La requête a été communiquée au préfet de la Seine-Saint-Denis qui n'a pas produit de mémoire en défense.
Par une ordonnance en date du 1er mars 2023, la clôture de l'instruction a été fixée au 3 avril 2023.
Vu les autres pièces du dossier.
Vu :
- le code de l'entrée et du séjour des étrangers et du droit d'asile ;
- le code de justice administrative.
La présidente de la formation de jugement a dispensé la rapporteure publique, sur sa proposition, de prononcer des conclusions à l'audience.
Les parties ont été régulièrement averties du jour de l'audience.
Le rapport de Mme Caldoncelli-Vidal a été entendu au cours de l'audience publique.
Considérant ce qui suit :
1. M. A, ressortissant algérien né le 30 janvier 1978, est entré sur le territoire français via l'Espagne le 12 janvier 2008 sous couvert d'un passeport revêtu d'un visa de court séjour. Le 25 novembre 2021, il a sollicité du préfet de la Seine-Saint-Denis la délivrance d'un titre de séjour au titre de l'admission exceptionnelle au séjour. Par un arrêté en date du 4 août 2022, dont M. A demande l'annulation, le préfet de la Seine-Saint-Denis a refusé de lui délivrer un titre de séjour, lui a fait obligation de quitter le territoire français dans un délai de trente jours, a fixé le pays de destination de cette mesure d'éloignement et lui a fait interdiction de retour sur le territoire français pour une durée de deux ans.

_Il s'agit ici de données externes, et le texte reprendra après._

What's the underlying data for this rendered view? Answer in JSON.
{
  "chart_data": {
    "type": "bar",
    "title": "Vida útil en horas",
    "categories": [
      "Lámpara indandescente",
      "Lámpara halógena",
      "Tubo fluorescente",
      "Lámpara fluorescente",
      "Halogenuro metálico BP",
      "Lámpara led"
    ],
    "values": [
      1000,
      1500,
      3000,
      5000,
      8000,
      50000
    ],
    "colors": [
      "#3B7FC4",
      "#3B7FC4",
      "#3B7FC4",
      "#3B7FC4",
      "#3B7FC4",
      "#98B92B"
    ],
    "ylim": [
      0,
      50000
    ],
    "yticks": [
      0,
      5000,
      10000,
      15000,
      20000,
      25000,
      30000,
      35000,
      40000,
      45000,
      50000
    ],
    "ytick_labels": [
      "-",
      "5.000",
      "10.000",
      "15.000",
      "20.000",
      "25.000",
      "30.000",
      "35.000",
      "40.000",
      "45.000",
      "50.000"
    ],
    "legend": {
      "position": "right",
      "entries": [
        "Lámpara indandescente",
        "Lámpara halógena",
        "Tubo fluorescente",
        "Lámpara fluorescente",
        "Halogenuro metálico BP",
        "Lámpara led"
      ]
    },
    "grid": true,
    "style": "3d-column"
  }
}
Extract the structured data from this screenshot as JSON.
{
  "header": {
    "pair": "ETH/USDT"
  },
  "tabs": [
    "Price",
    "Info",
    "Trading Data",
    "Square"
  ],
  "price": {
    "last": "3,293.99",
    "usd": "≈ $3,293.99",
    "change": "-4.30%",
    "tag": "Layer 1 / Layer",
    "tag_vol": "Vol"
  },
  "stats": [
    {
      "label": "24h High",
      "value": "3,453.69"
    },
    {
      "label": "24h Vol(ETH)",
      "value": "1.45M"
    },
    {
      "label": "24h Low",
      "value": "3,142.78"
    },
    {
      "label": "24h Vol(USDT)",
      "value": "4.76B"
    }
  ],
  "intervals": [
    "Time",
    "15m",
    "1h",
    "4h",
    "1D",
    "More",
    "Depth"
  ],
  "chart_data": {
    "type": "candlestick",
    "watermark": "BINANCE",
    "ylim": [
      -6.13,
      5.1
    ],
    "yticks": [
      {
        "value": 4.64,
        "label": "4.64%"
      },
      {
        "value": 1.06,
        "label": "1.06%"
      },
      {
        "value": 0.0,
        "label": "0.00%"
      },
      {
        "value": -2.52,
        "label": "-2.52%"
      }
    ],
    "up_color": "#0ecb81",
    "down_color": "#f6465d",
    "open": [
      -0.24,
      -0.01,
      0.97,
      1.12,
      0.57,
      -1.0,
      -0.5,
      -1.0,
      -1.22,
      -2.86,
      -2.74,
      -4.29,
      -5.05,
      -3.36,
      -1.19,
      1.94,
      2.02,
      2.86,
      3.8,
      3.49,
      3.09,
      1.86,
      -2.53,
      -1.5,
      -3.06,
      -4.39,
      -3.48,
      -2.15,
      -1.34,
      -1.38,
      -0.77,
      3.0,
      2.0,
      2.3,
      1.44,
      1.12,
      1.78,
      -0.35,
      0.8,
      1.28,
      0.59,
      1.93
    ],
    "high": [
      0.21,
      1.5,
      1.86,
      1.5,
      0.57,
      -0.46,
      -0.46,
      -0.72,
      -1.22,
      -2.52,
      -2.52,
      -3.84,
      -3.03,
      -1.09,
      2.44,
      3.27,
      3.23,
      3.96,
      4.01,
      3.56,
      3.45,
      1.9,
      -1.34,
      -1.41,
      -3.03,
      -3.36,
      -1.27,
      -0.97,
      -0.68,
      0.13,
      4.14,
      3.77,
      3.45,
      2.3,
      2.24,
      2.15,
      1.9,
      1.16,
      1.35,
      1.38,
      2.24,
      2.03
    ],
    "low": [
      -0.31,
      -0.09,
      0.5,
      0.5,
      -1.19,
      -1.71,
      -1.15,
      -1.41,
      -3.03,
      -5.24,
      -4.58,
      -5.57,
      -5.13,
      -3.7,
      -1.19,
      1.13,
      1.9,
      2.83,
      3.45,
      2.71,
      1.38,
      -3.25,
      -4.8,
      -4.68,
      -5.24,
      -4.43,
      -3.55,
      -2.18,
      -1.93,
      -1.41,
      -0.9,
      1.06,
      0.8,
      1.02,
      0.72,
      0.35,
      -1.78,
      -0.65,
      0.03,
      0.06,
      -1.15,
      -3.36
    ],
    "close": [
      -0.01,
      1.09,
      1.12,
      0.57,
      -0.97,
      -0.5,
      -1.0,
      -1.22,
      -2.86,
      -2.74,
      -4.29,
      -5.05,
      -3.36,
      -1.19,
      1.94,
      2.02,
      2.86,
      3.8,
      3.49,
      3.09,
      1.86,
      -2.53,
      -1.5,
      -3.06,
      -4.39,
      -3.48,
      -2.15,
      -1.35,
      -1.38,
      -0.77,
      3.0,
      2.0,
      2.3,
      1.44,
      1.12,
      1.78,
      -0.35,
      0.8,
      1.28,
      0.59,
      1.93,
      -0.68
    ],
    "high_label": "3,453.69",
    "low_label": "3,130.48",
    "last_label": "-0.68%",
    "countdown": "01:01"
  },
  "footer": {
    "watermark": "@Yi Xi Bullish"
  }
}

2. Pour refuser la délivrance d'un titre de séjour à M. A, le préfet de la Seine-Saint-Denis a considéré notamment qu'il ne justifiait pas d'une insertion professionnelle effective et suffisamment stable pour se voir délivrer un titre de séjour au titre du travail. Toutefois, il est constant que M. A est entré sur le territoire français le 12 janvier 2008 et qu'il justifie d'une présence continue depuis 2014 soit une ancienneté de huit années en France à la date de la décision attaquée. Il ressort également des pièces du dossier qu'il a été mis en possession d'un certificat de résidence algérien mention " vie privée et familiale " le 12 juin 2015 régulièrement renouvelé jusqu'au 23 octobre 2018. Il établit, par les pièces versées au dossier, qu'il a obtenu le 21 février 2017 un diplôme d'agent de prévention et de sécurité et occupe un poste en cette qualité en vertu d'un contrat à durée indéterminée pour le compte du même employeur, la société Anabas, depuis le 11 août 2017. Il justifie de quatre ans et onze mois d'activité salariée à la date de l'arrêté contesté et par conséquent d'une intégration professionnelle stable et pérenne. Enfin, il peut se prévaloir de son engagement actif pendant la période d'état d'urgence sanitaire au service de la bonne marche de la société pour laquelle il est employé. Il s'ensuit, eu égard à la durée de présence de M. A sur le territoire français de même qu'à son insertion professionnelle, que le préfet de la Seine-Saint-Denis, en refusant de lui délivrer un titre de séjour, a commis une erreur manifeste d'appréciation.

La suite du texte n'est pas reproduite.